You see, The Saviour has a people … in all corners of the world but are we those who ask that ‘why’ question or do we stay silent? We need to remember that the story has an end and the Saviour has a people, but also …
3. The people have a hope
… and that hope is in the words of our text:
“… our salvation is nearer now than when we first believed. The night is nearly over; the day is almost here.”
Romans 13: 11b-12 (NIV)
Again, this isn’t in literal timing but in anticipation of God’s great change.
Susan Grove Eastman, Assistant Professor at Duke Divinity School in North Carolina, puts it this way:
“Paul tells us that as Christians we are all ‘morning people.’ The time is just before dawn, the sky is brightening, the alarm is ringing, day is at hand. It is time to rouse our minds from slumber, to be alert to what God is doing in the world, and to live in accordance with God’s coming salvation.”
Paul thinks it’s so important, he interrupts himself in his writing of Romans 13 to remind his hearers of their common hope in the clear and revealing light of God’s coming day of salvation (vv. 12-13). This hope should spark new ways of relating to one another.

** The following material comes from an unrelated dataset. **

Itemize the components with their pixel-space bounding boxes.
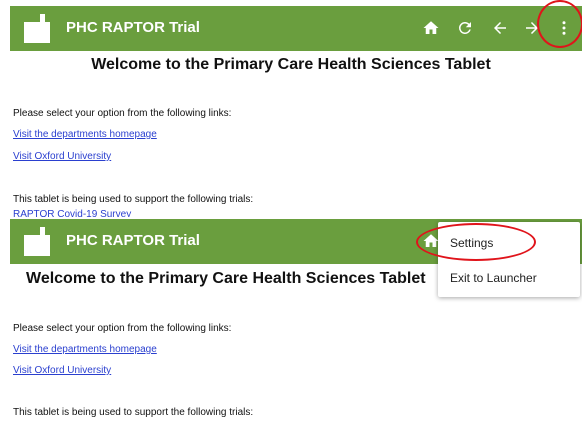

As we go into Advent, you could say that Paul intends to give us “night vision” to see the hope of Christ and to be able to respond in faith.
As children on a car journey – are we there yet?
The point is, of course, we’re not there yet. But, as the Church of Christ in this place, we are the signs of hope. The signs are when we model God’s good news to our neighbours; speak peace into places of conflict and find ways to represent the light where we are.